What would it be like to see inside your own body in real time?  If you could see your heart beating could you slow it down or speed it up?   If you could see your blood vessels pumping blood to your  fingers could you increase the blood flow?  Alan Pope, Ph.D., a psychologist who works for NASA, has developed a system that allows you to see a virtual reality picture of your own blood vessels in real time.  People with migraine headaches, Raynaud's Disease, peripheral vascular disease, and diabetes can all benefit from increasing blood flow to the periphery.  

Biofeedback has been used with all of these disorders in the past.  With most biofeedback a person sees a computer screen that gives them a simple form of feedback.  As they warm their fingers, or pump more blood into their fingers, a line or a bar on a computer screen goes up.  If their fingers cool, or the blood volume per pulse decreases, the line or bar goes down.  The brain then uses this extra information to get some control over these processes.
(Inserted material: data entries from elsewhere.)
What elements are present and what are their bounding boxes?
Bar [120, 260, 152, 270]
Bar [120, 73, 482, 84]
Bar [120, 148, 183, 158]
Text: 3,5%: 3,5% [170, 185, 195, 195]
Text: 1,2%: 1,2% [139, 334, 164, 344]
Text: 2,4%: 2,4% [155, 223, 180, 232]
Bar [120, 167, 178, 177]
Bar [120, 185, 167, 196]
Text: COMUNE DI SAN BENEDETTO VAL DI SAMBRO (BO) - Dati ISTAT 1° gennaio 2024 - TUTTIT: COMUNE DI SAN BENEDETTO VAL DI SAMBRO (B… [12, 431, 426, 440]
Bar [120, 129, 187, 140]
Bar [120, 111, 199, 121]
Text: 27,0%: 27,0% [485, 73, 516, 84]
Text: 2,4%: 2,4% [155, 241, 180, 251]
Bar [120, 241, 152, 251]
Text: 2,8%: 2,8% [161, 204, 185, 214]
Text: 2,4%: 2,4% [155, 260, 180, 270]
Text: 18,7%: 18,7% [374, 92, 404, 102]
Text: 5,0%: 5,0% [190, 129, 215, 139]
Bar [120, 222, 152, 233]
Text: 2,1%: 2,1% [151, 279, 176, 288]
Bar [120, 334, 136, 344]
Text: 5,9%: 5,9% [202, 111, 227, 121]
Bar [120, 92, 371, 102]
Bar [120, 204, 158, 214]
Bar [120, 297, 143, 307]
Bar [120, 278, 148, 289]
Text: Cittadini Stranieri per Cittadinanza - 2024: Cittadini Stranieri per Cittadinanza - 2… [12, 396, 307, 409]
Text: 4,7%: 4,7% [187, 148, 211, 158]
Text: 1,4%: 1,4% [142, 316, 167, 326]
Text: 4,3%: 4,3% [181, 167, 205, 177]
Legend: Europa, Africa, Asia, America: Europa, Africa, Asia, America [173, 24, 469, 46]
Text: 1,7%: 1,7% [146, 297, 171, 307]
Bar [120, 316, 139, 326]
Will virtual reality improve your ability to get these functions under conscious control?  Studies are underway at the Eastern Virginia Medical School and the University of Virginia to determine whether such advanced biofeedback is more helpful than traditional biofeedback in a clinical setting.  In these studies persons with diabetes and other blood flow disorders are learning to increase blood flow to their finger tips.  

Pope worked with Kurt Severance to base the device on NASA's "artificial vision" technology that allows pilots to see a virtual view of what should be outside the cockpit no matter what the actual visibility conditions are.  Just as pilots view an artificial picture of the real world outside, patients view an artificial picture of the real world inside.  Sensors attached to your fingers measure the volume of blood pumping through your fingers with each pulse and the temperature of your fingers.  A computer translates this data into a 3-dimensional representation of red and blue blood vessels that changes size and shape as you manipulate your own blood vessels. 

Researchers are optimistic that virtual reality technology will prove to be more easily learned and motivating for patients. The hope is that it will be more effective in teaching these skills by helping patients visualize real-time physiological responses. Expect to see commercial versions of this technology in a few years if research results are positive.